Na maioria dos auditórios circulares, os artistas entram em cena por túneis
subterrâneos, mas ali, devido ao rinque, era impossível chegar ao palco sem
marchar entre a plateia. Então, Harry Lynn, o produtor, mandou três DJs com perucas-Beatles
irem distrair a multidão, enquanto os rapazes, cercados por quarenta
seguranças, passavam rápido pelo corredor sob uma ensurdecedora rajada de
gritos. Uma explosão ofuscante de flashes banhou o ginásio de luz. E, então, outra
onda de gritos, mais altos e mais descontrolados ecoou pelas paredes. “A reação
da plateia foi impressionante”, Paul comentou sem fôlego alguns minutos após o show,
classificando aquela como “a recepção mais espetacular que já ouvi na vida”.
Logo que chegaram ao palco, os Beatles souberam que aquela não seria uma
apresentação qualquer. A atmosfera era elétrica e vagamente perigosa, com um
público inflamado que fazia lembrar lugares como o Wilson Hall, em Garston. Destemidos,
eles se acomodaram em um palco do tamanho de um selo postal, com fãs transbordando
pelas beiradas.
Era como uma “corrida de obstáculos” em meio a braços que
tentavam agarrá-los e cabos que serpenteavam pelo chão. Ringo se equilibrava
precariamente em cima de uma plataforma circular que, sob circunstâncias
ideais, deveria ter funcionado como base para a sua bateria. Os amplificadores,
empoleirados, ameaçavam tombar sob a menor provocação.

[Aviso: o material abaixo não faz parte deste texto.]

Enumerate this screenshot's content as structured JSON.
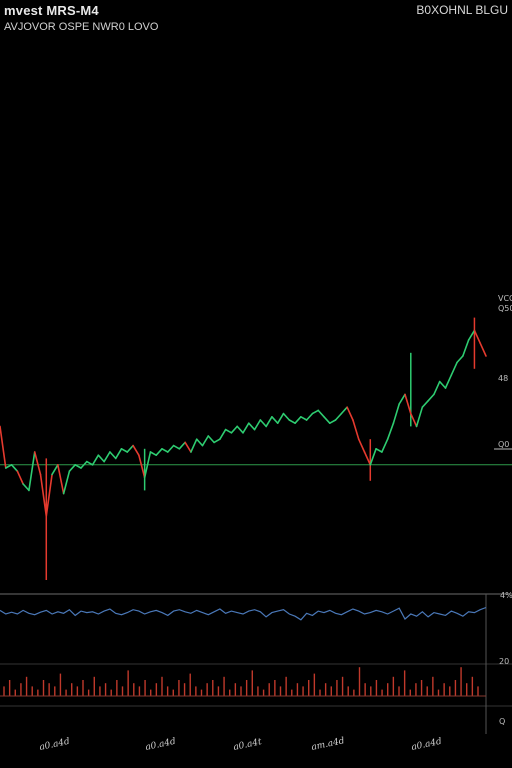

“Boa-noite, Washington!”, gritou Paul ao microfone, dando tempo para os outros
ligarem os instrumentos e tomarem fôlego. Uma equipe de filmagem estava gravando o espetáculo para futura transmissão por
canal fechado, e desde os primeiros acordes de “Roll Over Beethoven” a plateia
— adolescentes na maioria ficou ensandecida. Várias dezenas de policiais
contornavam o palco, observando a plateia com apreensão, para logo entrar em
ação, agarrando fãs que tentavam pular sobre o conjunto. “Todos os
ingredientes da Beatlemania estão aqui em Washington”, relatou a NME,
incluindo, como a publicação notou, “o arremesso de confeitos ‘feijõezinhos’ e
jujübas” — não as jujubas macias e moles da terra natal, mas suas primas
americanas, mais duras, chamadas de “jelly babies”. “Naquela noite, nós fomos
exatamente fuzilados por aquelas malditas coisas”, lembrou George. “Para piorar
as coisas, estávamos em um palco aberto para todos os lados, então elas nos
atingiam de todas as partes [...] saraivadas de miniprojéteis duros como pedras
chovendo sobre a gente”.
No fim das contas, isso não fez a mínima diferença para a qualidade do espetáculo.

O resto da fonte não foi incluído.